Он вышел. Борис уже сидел за рулём той самой «копейки» и аккуратно подгазовывал, Толя выталкивал её из сугроба.
- «Я с вами», - сообщил он и уселся на промёрзшее заднее сиденье.
- «Ты только с Борей не разговаривай совсем, - сел и повернулся к нему Анатолий с переднего пассажирского сиденья, - совсем, понял?»
Он уже сообразил, что после бутылки бальзама, а перед этим-то наверное было и ещё, он точно не смог бы управлять своими Жигулями.
Тем временем они уже ехали. Борис сосредоточенно, как в перископ, смотрел прямо перед собой, Анатолий делал то же самое, словно помогая Борису контролировать неширокие местные заснеженные улочки. Машина быстро выбралась на Ленинградку. Движение в сторону центра было довольно плотное и медленное. Несмотря на минус десять-двенадцать, обработанный химией асфальт выглядел мокрым, да скорее всего и был таким. Борис уверенно направил машину под красный маячок в центральную резервную полосу, по которой редко-редко проносились высокородные Чайки и ЗИЛы, и вдавил педаль в пол.

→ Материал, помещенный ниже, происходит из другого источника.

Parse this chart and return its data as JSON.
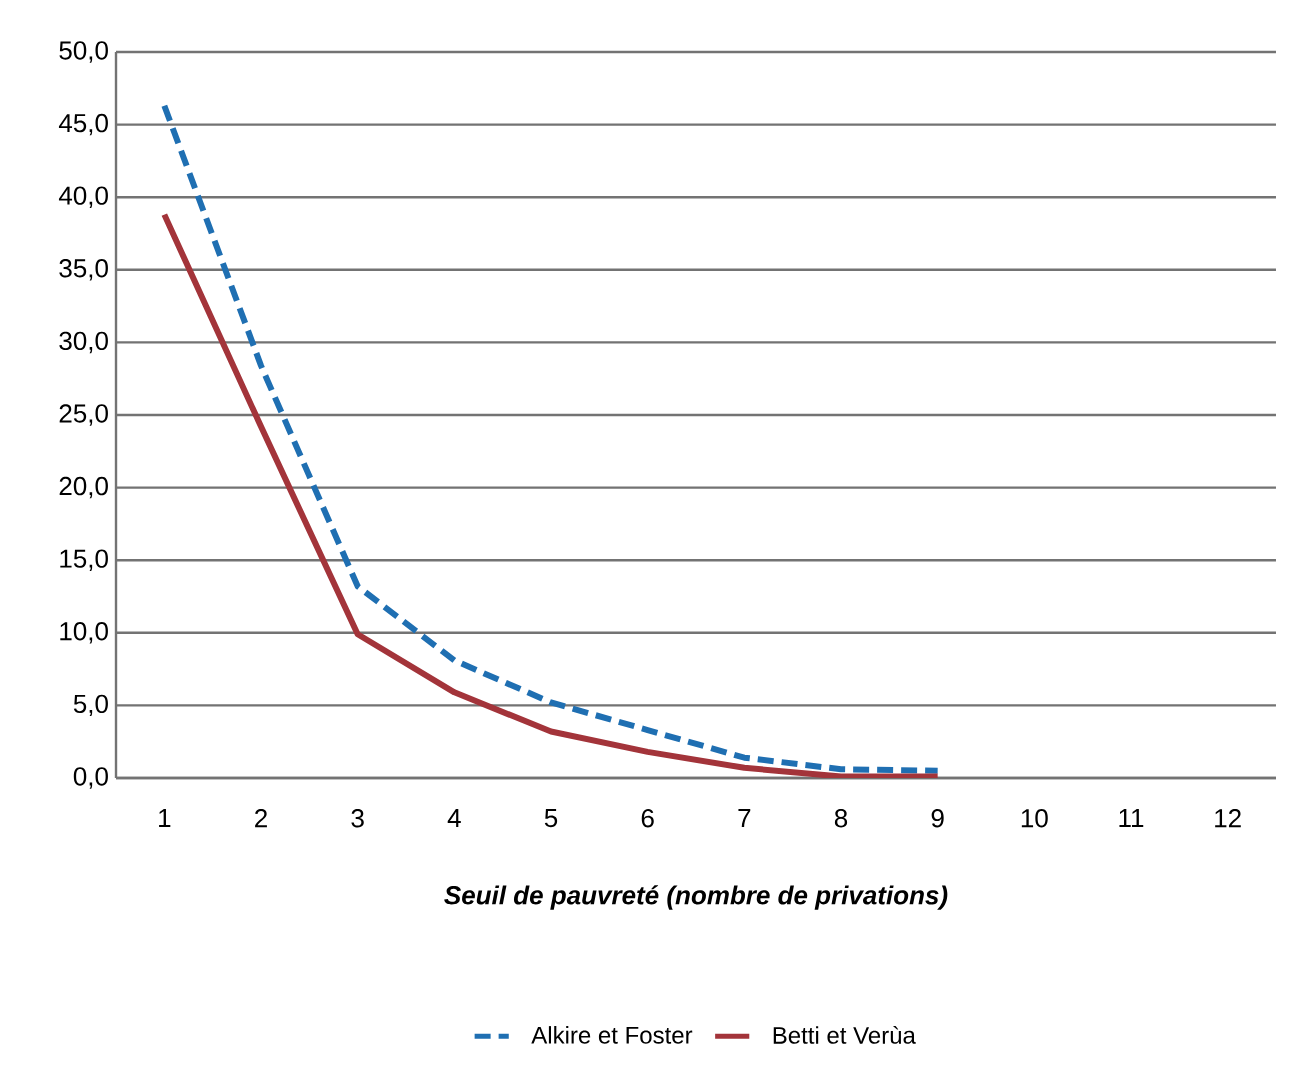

Кое-где мёрзли одинокие гаишники в тулупах и валенках с галошами, но им как будто не было никакого дела до неопрятной «копейки», с небывалой скоростью мчащейся по запрещённой полосе. Он осторожно высунулся из-за плеча Бориса и взглянул на спидометр. Толя, не оглядываясь, левой рукой оттолкнул его назад на сиденье: «Сиди тихо». Но он уже и так сидел тихо. Хмель прошёл. Хотя спидометр, похоже, и не работал – стрелка лежала на правой полке циферблата – но было понятно, что так быстро ему не приходилось ездить никогда. Ленинградский, Горького, почта, Националь… Борис подогнал машину вплотную к входу в ресторан, остановился и откинулся на сиденье: «Вперёд».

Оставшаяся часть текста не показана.